L'Ombre de Ditko (Première Partie)

 

Article

 

L’Ombre de Ditko - Introduction

 

Le dessinateur Steve Ditko est probablement l’un des artistes les plus atypiques qui ai jamais existé. Devenu célèbre dans les années 60 grâce à son trait nerveux et des personnages torturés (Spider-Man, Question l’homme sans visage ou l’inquiétant Creeper ) il vit reclus de depuis plus de vingt ans , refusant toute photographie et toute interview. « Mon travail parle pour moi » ,  aurait-il déclaré.  Or le monde que nous décrit Ditko est un univers de peur et de souffrance, ou les apparences sont trompeuses et où la schizophrénie n’est jamais loin ; l’exemple le plus est évident est la dualité Jack Ryder/ Creeper, ; mais l’œuvre de Ditko regorge de personnages qui ont tant de masques que nul ne peut connaître leur identité et qu’eux-mêmes finissent par se perdre : ainsi le Caméléon aux milles visages, qui fut, fait significatif, le premier ennemi que Ditko opposa à son Spider-Man ; le métamorphe Protéus, ennemi du Creeper, qui finira par perdre la raison. Qu’est-ce qui se cache derrière les apparences ? C’est l’obsession de Ditko., qui était aussi celle de cet autre paranoïaque de génie qu’était Philip K. Dick Peut-être est-ce la raison pour laquelle il refuse, à partir de la fin des années 60, toute photographie, entrant dans une colère terrible dès que quelqu’un faisait mine de pointer un appareil dans sa direction. Peut-être est-ce pour cela qu’il invente The Question, justicier sans visage, qui ne se soumet pas à la dictature de l’apparence et qui, par son aspect comme par son nom, renvoie le lecteur à ses propres interrogations . Toute la force de l’œuvre de Steve Ditko  est là, dans cet équilibre forcément instable entre raison et folie, ombre et lumière, bien et mal.

 

 L’Ombre de Ditko I : Beware The Creeper !

 

En 1968, deux ans après avoir claqué la porte de chez Marvel  Comics pour cause de différents artistiques avec son scénariste, Stan Lee, Ditko se retrouve chez le grand concurrent , DC Comics pour créer un de ses plus fascinants personnages : le Creeper. Résumons rapidement l’histoire.

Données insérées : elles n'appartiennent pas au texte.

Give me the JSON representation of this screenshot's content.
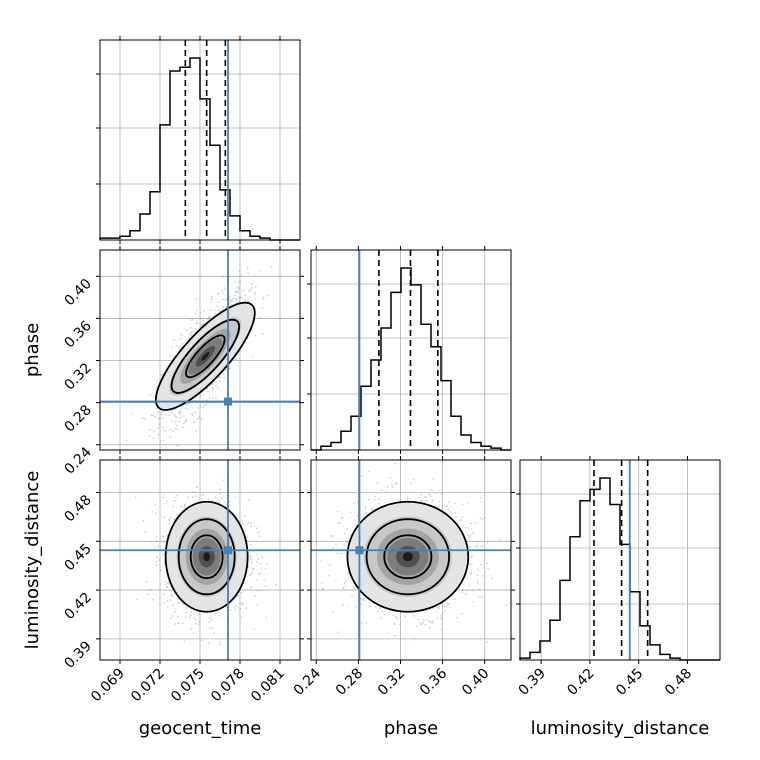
{
  "chart_data": {
    "type": "corner",
    "parameters": [
      "geocent_time",
      "phase",
      "luminosity_distance"
    ],
    "axis_labels": [
      "geocent_time",
      "phase",
      "luminosity_distance"
    ],
    "ranges": {
      "geocent_time": [
        0.0675,
        0.0825
      ],
      "phase": [
        0.235,
        0.425
      ],
      "luminosity_distance": [
        0.377,
        0.5
      ]
    },
    "ticks": {
      "geocent_time": [
        "0.069",
        "0.072",
        "0.075",
        "0.078",
        "0.081"
      ],
      "phase": [
        "0.24",
        "0.28",
        "0.32",
        "0.36",
        "0.40"
      ],
      "luminosity_distance": [
        "0.39",
        "0.42",
        "0.45",
        "0.48"
      ]
    },
    "truths": {
      "geocent_time": 0.0771,
      "phase": 0.281,
      "luminosity_distance": 0.4445
    },
    "quantiles": {
      "geocent_time": [
        0.0739,
        0.0755,
        0.0769
      ],
      "phase": [
        0.2995,
        0.3295,
        0.3555
      ],
      "luminosity_distance": [
        0.4225,
        0.4395,
        0.4555
      ]
    },
    "histograms": {
      "geocent_time": {
        "range": [
          0.0675,
          0.0825
        ],
        "counts": [
          1,
          1,
          2,
          5,
          14,
          26,
          62,
          91,
          93,
          98,
          76,
          51,
          27,
          13,
          5,
          2,
          1,
          0,
          0,
          0
        ]
      },
      "phase": {
        "range": [
          0.235,
          0.425
        ],
        "counts": [
          0,
          2,
          4,
          10,
          18,
          34,
          48,
          65,
          84,
          97,
          88,
          67,
          55,
          37,
          18,
          8,
          4,
          2,
          1,
          0
        ]
      },
      "luminosity_distance": {
        "range": [
          0.377,
          0.5
        ],
        "counts": [
          1,
          4,
          10,
          21,
          42,
          65,
          84,
          90,
          96,
          82,
          61,
          36,
          18,
          8,
          3,
          1,
          0,
          0,
          0,
          0
        ]
      }
    },
    "joint_peaks": {
      "phase_vs_geocent_time": [
        0.0754,
        0.324
      ],
      "luminosity_distance_vs_geocent_time": [
        0.0755,
        0.4405
      ],
      "luminosity_distance_vs_phase": [
        0.327,
        0.4405
      ]
    },
    "grid": true,
    "colors": {
      "truth": "#4682b4",
      "lines": "#000000",
      "grid": "#b0b0b0"
    }
  }
}
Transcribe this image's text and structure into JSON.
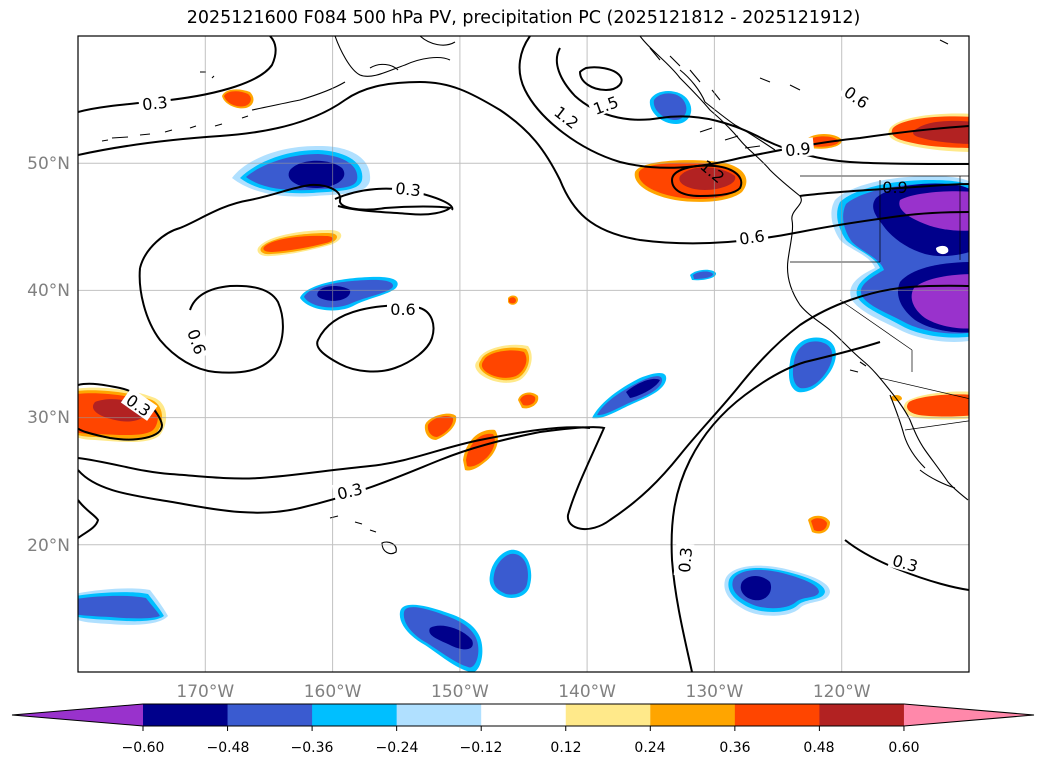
{
  "title": "2025121600 F084 500 hPa PV, precipitation PC (2025121812 - 2025121912)",
  "map": {
    "projection": "PlateCarree",
    "lon_range": [
      "180°W",
      "110°W"
    ],
    "lat_range": [
      "10°N",
      "60°N"
    ],
    "lat_tick_labels": [
      "50°N",
      "40°N",
      "30°N",
      "20°N"
    ],
    "lon_tick_labels": [
      "170°W",
      "160°W",
      "150°W",
      "140°W",
      "130°W",
      "120°W"
    ],
    "gridlines": true,
    "contour_labels": [
      "0.3",
      "0.3",
      "0.3",
      "0.3",
      "0.3",
      "0.3",
      "0.6",
      "0.6",
      "0.6",
      "0.6",
      "0.9",
      "1.2",
      "1.5",
      "1.2",
      "0.9"
    ]
  },
  "colorbar": {
    "tick_labels": [
      "−0.60",
      "−0.48",
      "−0.36",
      "−0.24",
      "−0.12",
      "0.12",
      "0.24",
      "0.36",
      "0.48",
      "0.60"
    ],
    "colors": [
      "#9932cc",
      "#00008b",
      "#3a5bd0",
      "#00bfff",
      "#b0e0ff",
      "#ffffff",
      "#ffe98a",
      "#ffa500",
      "#ff4500",
      "#b22222",
      "#ff88aa"
    ],
    "extend": "both"
  }
}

Un  journaliste à la langue bien pendue et au franc-parler dévastateur, Jack Ryder, est la star de son journal grâce à sa chronique ou il éreinte férocement politiciens, stars du show-biz et hommes d’affaires peu scrupuleux dont il ne manque jamais de révéler les magouilles. Mais un jour, il consacre un papier incendiaire à une personnalité qui s’avère être un proche de son patron. Renvoyé du journal, Ryder trouve un emploi dans une société de sécurité.  Sa première mission consiste à retrouver le professeur Yatz,  un éminent savant retenu par des gangsters. Ryder enquête et comprend rapidement que le professeur est détenu chez un particulier. Celui-ci organisant un bal masqué le soir même, Ryder décide de s’y vêtu d’un costume de  fantaisie ( collants et masque jaune, perruque verte , écharpe rouge). Une fois sur place, il se mêle aux invités et localise assez vite Yatz Celui-ci lui explique que les malandrins cherchent à mettre la main sur un sérum de son invention.. Mais les gangsters les surprennent. Une lutte s’engage, au terme de laquelle Ryder met K.O ses agresseurs, mais est sérieusement blessé par un coup de couteau donné par l’un d’entre eux. Voyant Ryder à terre et se vidant de son sang, Yatz décide de lui injecter son sérum. Celui-ci guérit miraculeusement ses blessures et augmente sa force et son agilité. Mais le costume « s’incruste » également sur lui : A chaque fois que Jack Ryder voudra faire  appel à ses nouvelles capacités, il se transformera en une créature à la peau jaune, aux cheveux verts et au rire  horrible : le Creeper est né. Yatz sera abattu peu après par un des hommes du gang, mais Ryder parviendra à s’enfuir, non sans avoir assommé et ficelé le reste de la bande à l’intention de la police.

 

Après ce premier épisode qu’il écrit et dessine seul (il sera plus tard assisté par Don Segall  pour les dalogues et Denny O’Neill pour le scénario) Ditko fera connaître à son héros toutes sortes de tourments ; héros mal-aimé, le Creeper est poursuivi par la police, qui voit en lui un criminel, et conspué par la foule, qui le juge sur son seul aspect, il est vrai peu rassurant. Il doit faire face à de rocambolesques adversaires, qui ont tous juré sa perte . Ajoutez à cela que son côté « Creeper » prend de plus en plus d’importance ( au point qu’il oublie parfois qui il est) et un ennemi du nom de Protéus, capable de prendre n’importe quel aspect , qui a commis un meurtre sous l’apparence du Creeper (ce qui n’arrange pas les rapports de ce dernier avec les ’autorités ) et qui semble de surcroît connaître sa véritable identité, et vous comprendrez que la vie de notre héros n’est pas un long fleuve tranquille. Le Creeper, tout comme le Dr Strange, autre création de Ditko, a un statut ambigu dans le monde de la bande dessinée ; à la fois personnage culte et  admirée création jugée trop avant-gardiste et trop personnelle, ce qui rend sa reprise par d’autres que par Ditko difficile voire impossible ; un sérieux handicap à une époque ou les droits d’un personnage appartenaient à son éditeur et non à son créateur et où le creator-owned , si courant de nos jours, n’était encore qu’un phénomène  marginal et exceptionnel. Qu’importe ; avec ce personnage, Ditko est entré dans le panthéon des grands auteurs de bande dessinée.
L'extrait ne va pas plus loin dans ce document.